Demonstramos, pelo estudo da natureza da verdade moral, que o homem bom, o puro de
coração, é o único em condições de realmente entender a palavra, o espírito e a vida das
Escrituras. Caráter é o que vale no conhecimento da Vontade de Deus. Mostramos também
que deve haver uma “vontade de crer” naquela verdade que tenha uma “vontade” de dirigir e
orientar a vida do homem, como efetivamente acontece a toda verdade moral. Chegamos
também a semelhante conclusão aproximando-nos da questão pelo ponto de vista do método
divino na revelação e preservação da verdade. A verdade foi revelada através da vida e na
vida. A experiência muito se relaciona não somente com a revelação da verdade, como
também com a sua preservação. Sendo isto verdade, alguém que tivesse experiência
semelhante àquela do Livro, poderia interpretá-lo. Estas duas linhas de aproximação
produzem um efeito cumulativo que dificulta qualquer tentativa de refutação do princípio
batista de que o indivíduo cristão é competente para interpretar por si mesmo a Bíblia.

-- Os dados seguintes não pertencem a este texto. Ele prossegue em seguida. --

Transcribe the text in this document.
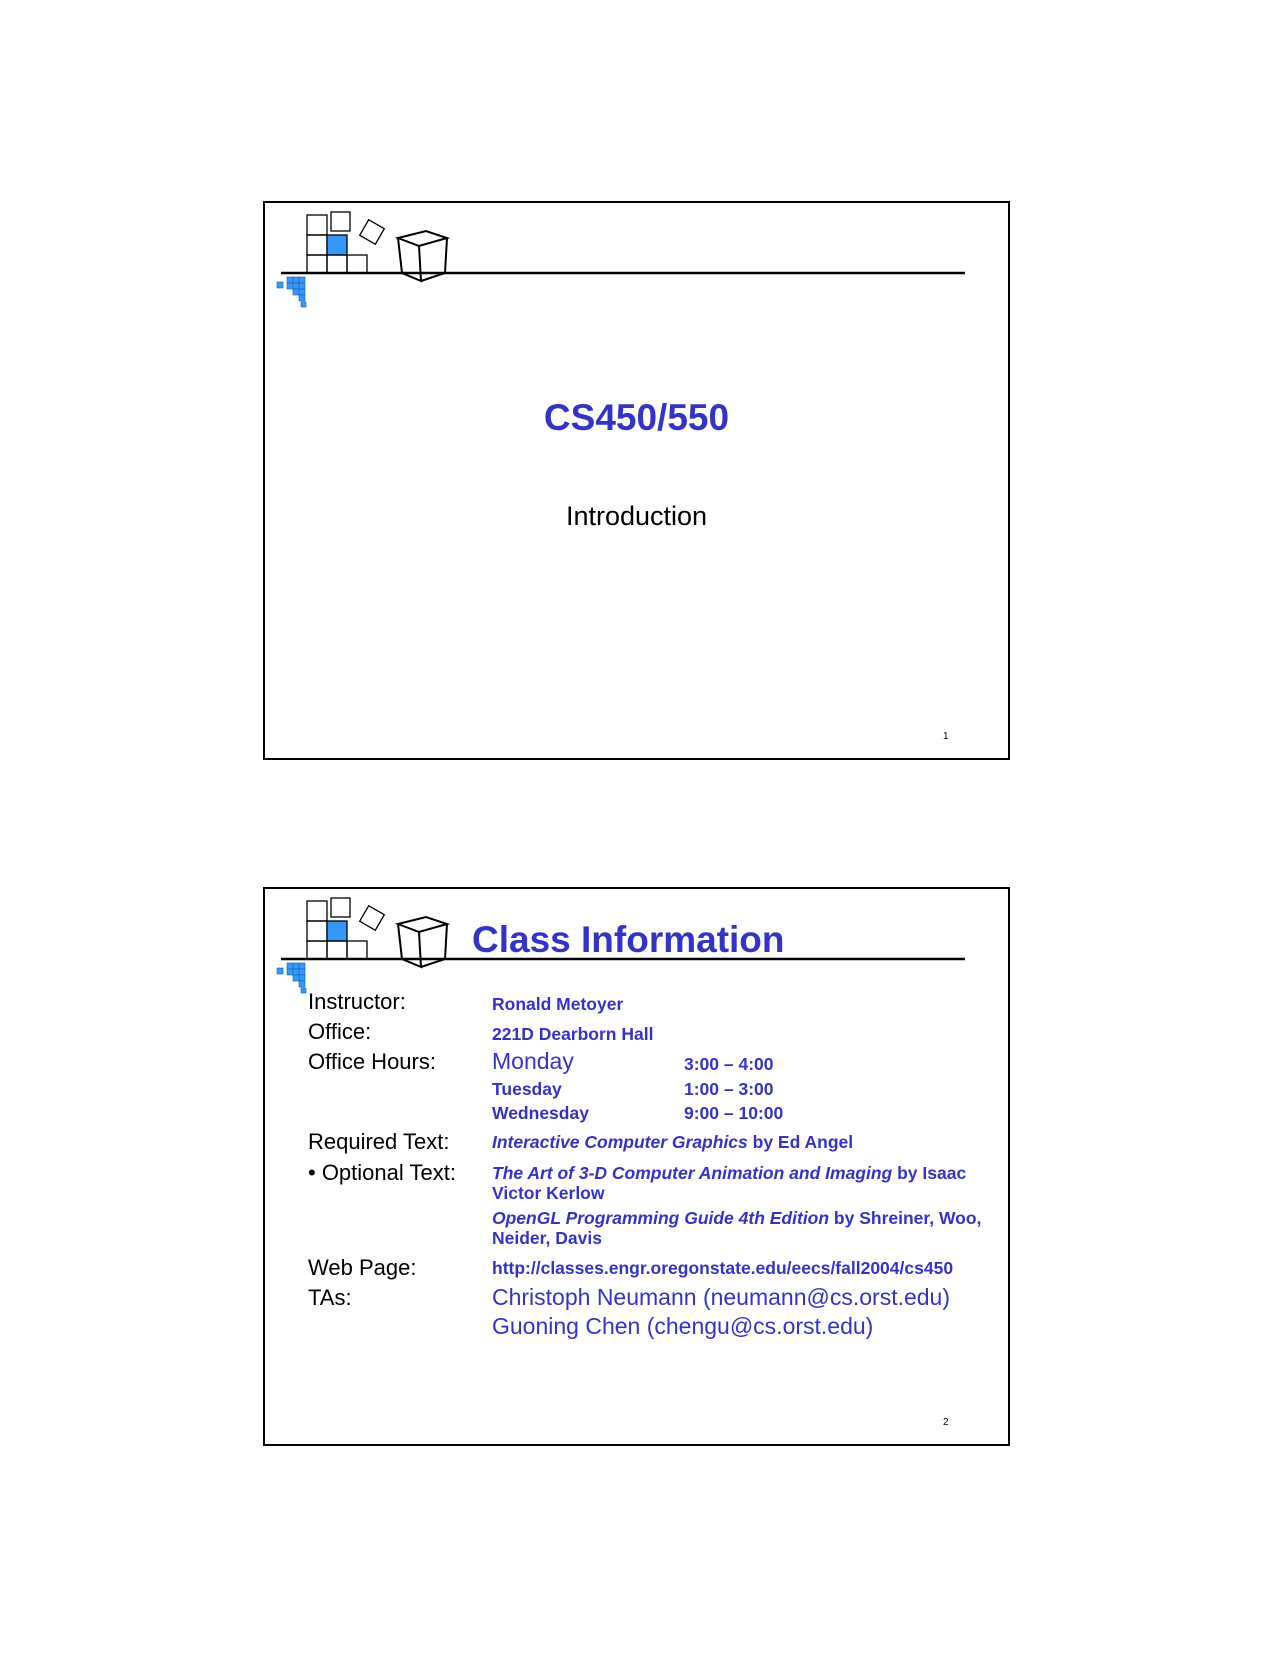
CS450/550
Introduction
1
Class Information
Instructor:	Ronald Metoyer
Office:	221D Dearborn Hall
Office Hours: Monday	3:00 – 4:00
Tuesday	1:00 – 3:00
Wednesday	9:00 – 10:00
Required Text: Interactive Computer Graphics by Ed Angel
• Optional Text: The Art of 3-D Computer Animation and Imaging by Isaac Victor Kerlow
OpenGL Programming Guide 4th Edition by Shreiner, Woo, Neider, Davis
Web Page:	http://classes.engr.oregonstate.edu/eecs/fall2004/cs450
TAs:	Christoph Neumann (neumann@cs.orst.edu)
Guoning Chen (chengu@cs.orst.edu)
2
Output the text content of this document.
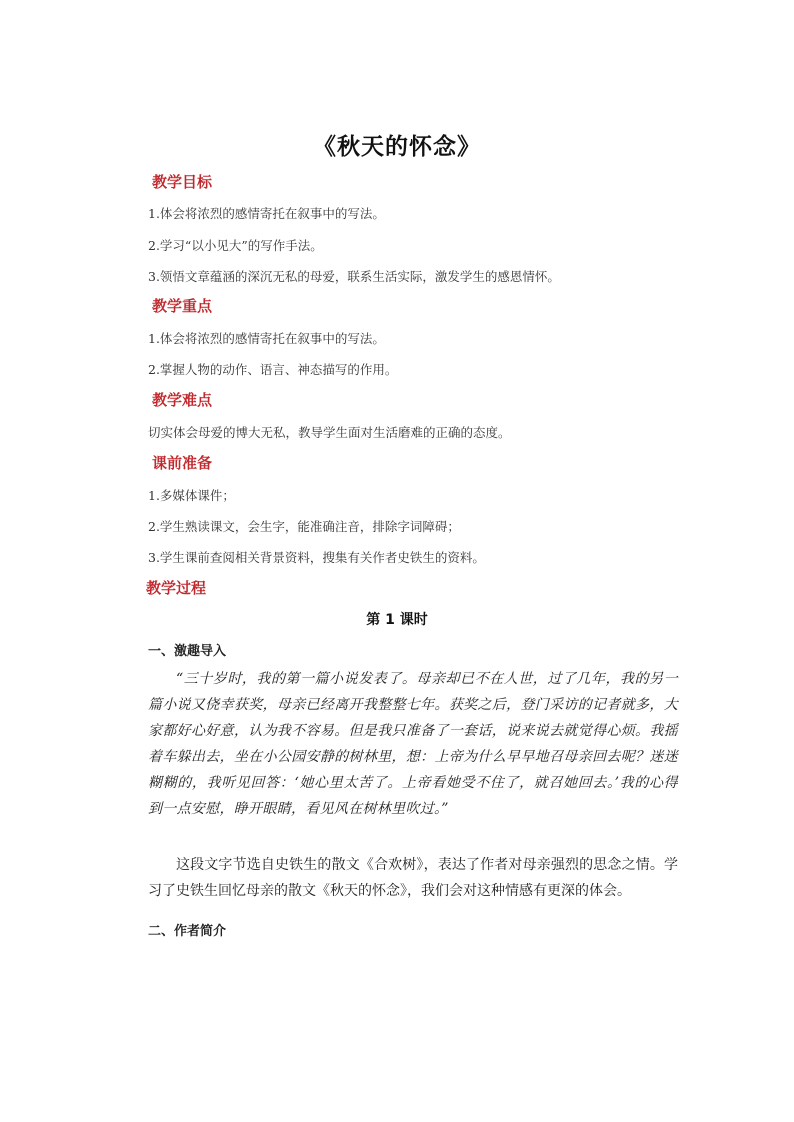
《秋天的怀念》
教学目标
1.体会将浓烈的感情寄托在叙事中的写法。
2.学习“以小见大”的写作手法。
3.领悟文章蕴涵的深沉无私的母爱，联系生活实际，激发学生的感恩情怀。
教学重点
1.体会将浓烈的感情寄托在叙事中的写法。
2.掌握人物的动作、语言、神态描写的作用。
教学难点
切实体会母爱的博大无私，教导学生面对生活磨难的正确的态度。
课前准备
1.多媒体课件；
2.学生熟读课文，会生字，能准确注音，排除字词障碍；
3.学生课前查阅相关背景资料，搜集有关作者史铁生的资料。
教学过程
第 1 课时
一、激趣导入
“三十岁时，我的第一篇小说发表了。母亲却已不在人世，过了几年，我的另一篇小说又侥幸获奖，母亲已经离开我整整七年。获奖之后，登门采访的记者就多，大家都好心好意，认为我不容易。但是我只准备了一套话，说来说去就觉得心烦。我摇着车躲出去，坐在小公园安静的树林里，想：上帝为什么早早地召母亲回去呢？迷迷糊糊的，我听见回答：‘她心里太苦了。上帝看她受不住了，就召她回去。’我的心得到一点安慰，睁开眼睛，看见风在树林里吹过。”
这段文字节选自史铁生的散文《合欢树》，表达了作者对母亲强烈的思念之情。学习了史铁生回忆母亲的散文《秋天的怀念》，我们会对这种情感有更深的体会。
二、作者简介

A conclusão geral é, portanto, que os Batistas absolutamente não têm necessidade de
desculpar-se pela posição que assumem, a qual vem não deles mesmos, mas é derivada dos
princípios que se alicerçam profundamente na própria natureza das coisas. Estes princípios se
assinalam com os marcos da criação, porque de lá saíram. As crenças batistas não são o que
os Batistas têm pensado, mas o que lhes tem sido outorgado por princípio, preceito e exemplo.

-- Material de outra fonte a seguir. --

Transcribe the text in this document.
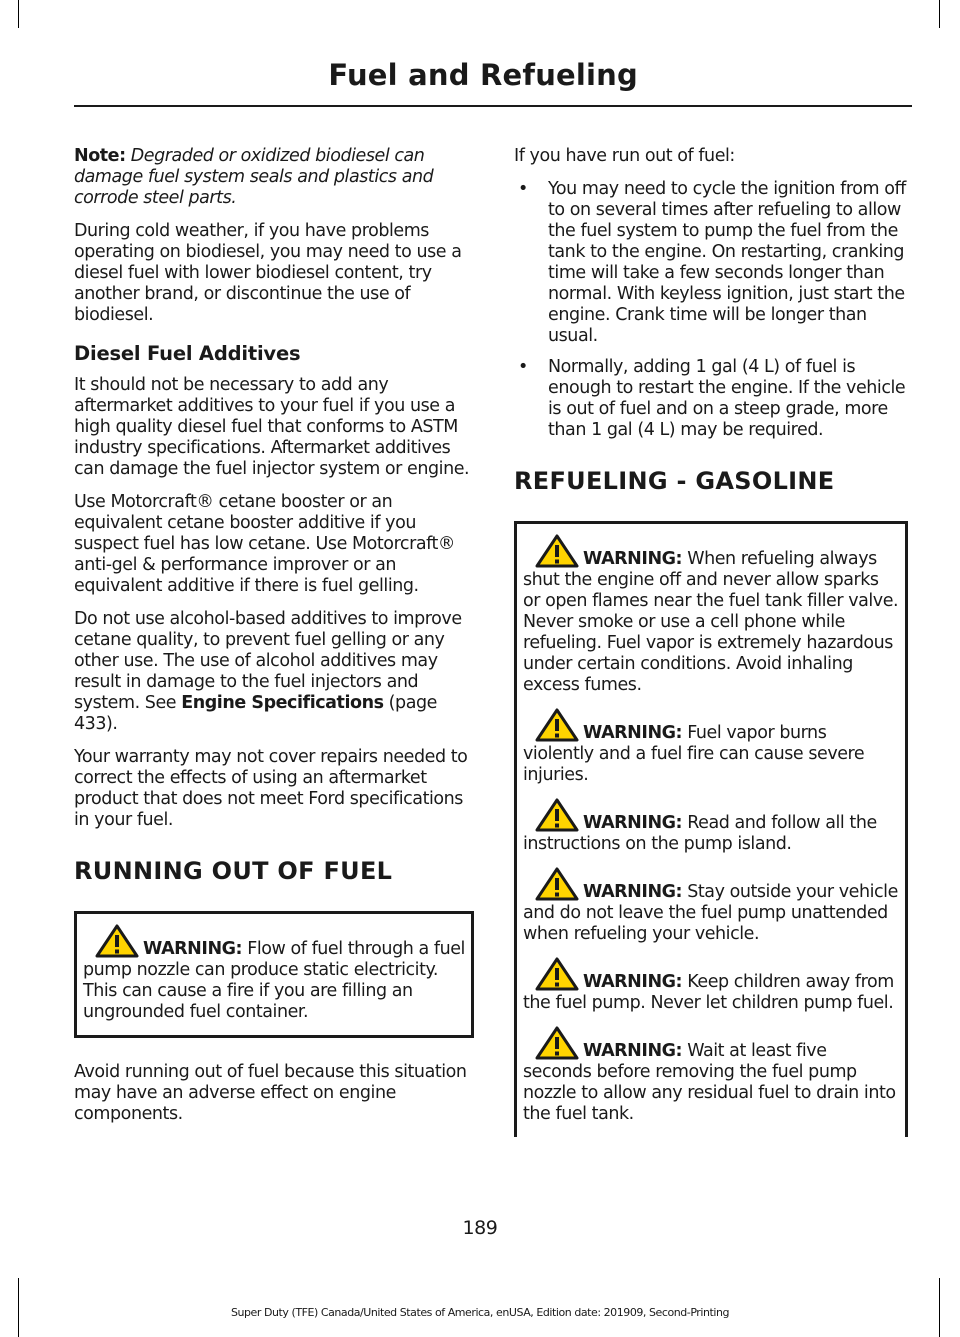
Fuel and Refueling

Note: Degraded or oxidized biodiesel can damage fuel system seals and plastics and corrode steel parts.

During cold weather, if you have problems operating on biodiesel, you may need to use a diesel fuel with lower biodiesel content, try another brand, or discontinue the use of biodiesel.

Diesel Fuel Additives

It should not be necessary to add any aftermarket additives to your fuel if you use a high quality diesel fuel that conforms to ASTM industry specifications. Aftermarket additives can damage the fuel injector system or engine.

Use Motorcraft® cetane booster or an equivalent cetane booster additive if you suspect fuel has low cetane. Use Motorcraft® anti-gel & performance improver or an equivalent additive if there is fuel gelling.

Do not use alcohol-based additives to improve cetane quality, to prevent fuel gelling or any other use. The use of alcohol additives may result in damage to the fuel injectors and system. See Engine Specifications (page 433).

Your warranty may not cover repairs needed to correct the effects of using an aftermarket product that does not meet Ford specifications in your fuel.

RUNNING OUT OF FUEL

WARNING: Flow of fuel through a fuel pump nozzle can produce static electricity. This can cause a fire if you are filling an ungrounded fuel container.

Avoid running out of fuel because this situation may have an adverse effect on engine components.

If you have run out of fuel:

• You may need to cycle the ignition from off to on several times after refueling to allow the fuel system to pump the fuel from the tank to the engine. On restarting, cranking time will take a few seconds longer than normal. With keyless ignition, just start the engine. Crank time will be longer than usual.
• Normally, adding 1 gal (4 L) of fuel is enough to restart the engine. If the vehicle is out of fuel and on a steep grade, more than 1 gal (4 L) may be required.
REFUELING - GASOLINE

WARNING: When refueling always shut the engine off and never allow sparks or open flames near the fuel tank filler valve. Never smoke or use a cell phone while refueling. Fuel vapor is extremely hazardous under certain conditions. Avoid inhaling excess fumes.

WARNING: Fuel vapor burns violently and a fuel fire can cause severe injuries.

WARNING: Read and follow all the instructions on the pump island.

WARNING: Stay outside your vehicle and do not leave the fuel pump unattended when refueling your vehicle.

WARNING: Keep children away from the fuel pump. Never let children pump fuel.

WARNING: Wait at least five seconds before removing the fuel pump nozzle to allow any residual fuel to drain into the fuel tank.

189

Super Duty (TFE) Canada/United States of America, enUSA, Edition date: 201909, Second-Printing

Tão somente queremos o direito de receber e usar, para o bem da humanidade e para a glória
de Deus, o que nos vem das mãos liberais de um Pai celestial todo sábio e todo amor.
Concedemos a todos os outros o mesmo privilégio, “pois reputamos como cristãos e irmãos
na obra do Senhor, e herdeiros conosco da vida eterna, todos aqueles que têm comunhão com
Deus por nosso Senhor Jesus Cristo. Apreciamos a sua camaradagem, e mantemos que a
união espiritual de todos os crentes não somente é, mas será sempre uma preciosa realidade.
Esta união espiritual não depende de organização externa nem de ritual. É mais profunda,
mais elevada, maior e mais fundamental que todas as exterioridades. Todos os que se acham
realmente unidos com Cristo são nossos irmãos numa salvação comum, quer estejam na
comunhão católica (*) , na protestante, ou ainda mesmo em nenhuma. Com todos os
verdadeiros cristãos nos regozijamos nas convicções básicas da nossa fé”. Nós, os Batistas,
pleiteamos o privilégio de sermos fiéis a nós mesmos, fiéis à nossa mensagem, e fiéis ao
nosso Senhor e Mestre, Jesus Cristo. “Além disso requer-se nos despenseiros que cada um se
ache fiel” (I Cor. 4.2)

(*) Observação do copista: o autor tem razão aqui também, uma vez que, por
desconhecimento doutrinário alguém que é salvo pode estar ainda comprometido com um
sistema religioso pressupostamente cristão mas divergente da ortodoxia neo-testamentária.
Mas perguntamos, atualmente, se a doutrina católica romana suporta o ensino do Princípio de
Individualismo conforme exposto neste documento? O indivíduo católico romano que aceitar
a verdade aqui exposta, deixará ou não de ser católico romano?